Untung bahwa Hong Beng hanya mempergunakan sedikit tenaga, karena kalau pemuda ini berlaku kejam, biarpun kedua orang pengemis tua itu memiliki kekebalan, mereka tentu akan patah-patah tulang kakinya. Kini mereka hanya merasa kedua kaki mereka sakit sekali dan untuk beberapa lama mereka tak dapat berdiri. Mereka hanya duduk memandang dengan mata terbelalak, lebih merasa heran daripada merasa marah.

“Kau… kau siapakah? Dan ilmu sihir apakah yang kau pergunakan untuk merobohkan kami?”

Akhirnya Kim Coa Jin dapat berkata sambil merangkak mencoba bangun. Demikian pula Bhok Coa Jin dengan muka meringis menahan sakit mencoba untuk bangun berdiri.
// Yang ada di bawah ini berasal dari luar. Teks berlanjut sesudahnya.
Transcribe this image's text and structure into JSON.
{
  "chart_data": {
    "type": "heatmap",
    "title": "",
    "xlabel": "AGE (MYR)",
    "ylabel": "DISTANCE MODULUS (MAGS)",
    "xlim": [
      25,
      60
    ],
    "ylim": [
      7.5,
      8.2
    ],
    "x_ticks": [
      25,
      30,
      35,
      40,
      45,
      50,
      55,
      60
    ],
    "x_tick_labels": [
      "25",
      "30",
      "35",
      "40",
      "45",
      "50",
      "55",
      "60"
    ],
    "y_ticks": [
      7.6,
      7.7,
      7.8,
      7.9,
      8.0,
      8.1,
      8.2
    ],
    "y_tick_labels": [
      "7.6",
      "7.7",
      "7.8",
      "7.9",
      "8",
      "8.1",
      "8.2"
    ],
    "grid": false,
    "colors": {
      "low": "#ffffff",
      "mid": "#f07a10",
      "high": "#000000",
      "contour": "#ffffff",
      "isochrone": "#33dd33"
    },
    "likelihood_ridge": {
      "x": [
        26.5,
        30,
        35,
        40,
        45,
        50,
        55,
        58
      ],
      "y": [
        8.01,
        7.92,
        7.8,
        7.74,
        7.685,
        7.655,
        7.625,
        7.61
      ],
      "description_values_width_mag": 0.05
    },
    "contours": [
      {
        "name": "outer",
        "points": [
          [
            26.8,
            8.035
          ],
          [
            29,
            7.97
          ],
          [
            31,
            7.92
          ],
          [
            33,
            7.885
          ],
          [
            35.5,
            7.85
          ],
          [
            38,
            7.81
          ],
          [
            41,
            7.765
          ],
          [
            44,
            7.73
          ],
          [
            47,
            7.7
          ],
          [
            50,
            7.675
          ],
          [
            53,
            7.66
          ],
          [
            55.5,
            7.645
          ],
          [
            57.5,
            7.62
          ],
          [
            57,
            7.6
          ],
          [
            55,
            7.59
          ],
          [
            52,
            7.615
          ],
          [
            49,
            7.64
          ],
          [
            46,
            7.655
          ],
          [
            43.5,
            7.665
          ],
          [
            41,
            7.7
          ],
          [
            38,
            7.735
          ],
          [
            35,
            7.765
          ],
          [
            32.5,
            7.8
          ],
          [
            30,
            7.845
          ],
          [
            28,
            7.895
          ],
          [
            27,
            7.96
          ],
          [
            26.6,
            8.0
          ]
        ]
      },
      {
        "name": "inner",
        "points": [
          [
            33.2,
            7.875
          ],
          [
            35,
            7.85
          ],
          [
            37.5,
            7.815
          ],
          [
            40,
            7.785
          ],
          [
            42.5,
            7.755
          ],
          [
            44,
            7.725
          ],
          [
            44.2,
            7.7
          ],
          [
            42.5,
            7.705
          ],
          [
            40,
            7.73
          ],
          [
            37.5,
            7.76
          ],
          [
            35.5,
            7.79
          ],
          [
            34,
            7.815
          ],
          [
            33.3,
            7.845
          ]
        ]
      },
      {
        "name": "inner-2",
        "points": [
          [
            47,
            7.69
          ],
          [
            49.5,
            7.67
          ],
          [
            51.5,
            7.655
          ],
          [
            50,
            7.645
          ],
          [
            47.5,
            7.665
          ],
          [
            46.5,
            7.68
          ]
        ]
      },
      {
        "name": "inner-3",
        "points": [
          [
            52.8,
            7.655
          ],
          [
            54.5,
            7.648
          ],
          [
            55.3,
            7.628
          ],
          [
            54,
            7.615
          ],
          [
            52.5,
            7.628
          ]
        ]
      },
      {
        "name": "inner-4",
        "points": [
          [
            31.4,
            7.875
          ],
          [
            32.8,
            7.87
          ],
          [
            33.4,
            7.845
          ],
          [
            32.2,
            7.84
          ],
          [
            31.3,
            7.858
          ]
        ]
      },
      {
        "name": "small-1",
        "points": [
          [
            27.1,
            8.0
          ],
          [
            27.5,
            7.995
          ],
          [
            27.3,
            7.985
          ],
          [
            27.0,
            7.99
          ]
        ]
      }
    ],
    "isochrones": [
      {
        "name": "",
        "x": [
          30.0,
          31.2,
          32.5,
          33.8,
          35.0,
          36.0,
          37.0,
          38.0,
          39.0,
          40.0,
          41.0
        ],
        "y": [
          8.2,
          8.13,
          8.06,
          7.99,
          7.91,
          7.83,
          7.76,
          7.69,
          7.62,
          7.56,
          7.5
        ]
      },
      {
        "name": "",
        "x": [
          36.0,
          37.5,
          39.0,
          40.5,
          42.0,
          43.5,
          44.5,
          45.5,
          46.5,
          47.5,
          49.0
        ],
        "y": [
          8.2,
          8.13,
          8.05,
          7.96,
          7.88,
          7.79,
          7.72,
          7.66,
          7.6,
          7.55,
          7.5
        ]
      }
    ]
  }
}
“Sudah kukatakan bahwa namaku Sie Hong Beng dan aku telah diangkat menjadi pangcu dari Hek-tung Kai-pang!” jawab Hong Beng sederhana. “Kalian datang dan roboh bukan karena kehendak kami, akan tetapi kalian sendiri yang mencari penyakit. Harap jangan kalian persalahkan kami.”

Akan tetapi jawaban ini tidak memuaskan hati mereka, dan Hek Liong yang juga merasa tidak puas mendengar jawaban pangcunya, lalu berdiri dan berkata dengan suara lantang,

“Bukalah matamu baik-baik, kalian orang-orang Coa-tung Kai-pang! Pangcu kami adalah putera dari Pendekar Bodoh dan murid dari Pok Pok Sianjin! Dan pendekar wanita yang kalian pandang rendah ini, dia adalah tunangan pangcu kami yang gagah dan Li-hiap adalah murid dari Sin Kong Tianglo dan Im-yang Giok-cu! Apakah keterangan ini masih belum cukup?”

Pucatlah muka kedua orang pengemis tua itu ketika mendengar nama-nama besar dari para pahlawan dan tokoh dunia persilatan itu. Akhirnya Kim Coa Jin menarik napas panjang dan berkata,

“Dasar nasib kami yang sial, bertemu dengan keturunan Pendekar Bodoh! Buah yang jatuh takkan menggelinding jauh dari pohonnya!”

Setelah berkata demikian, dengan terpincang-pincang Kim Coa Jin dan Bhok Coa Jin meninggalkan tempat itu.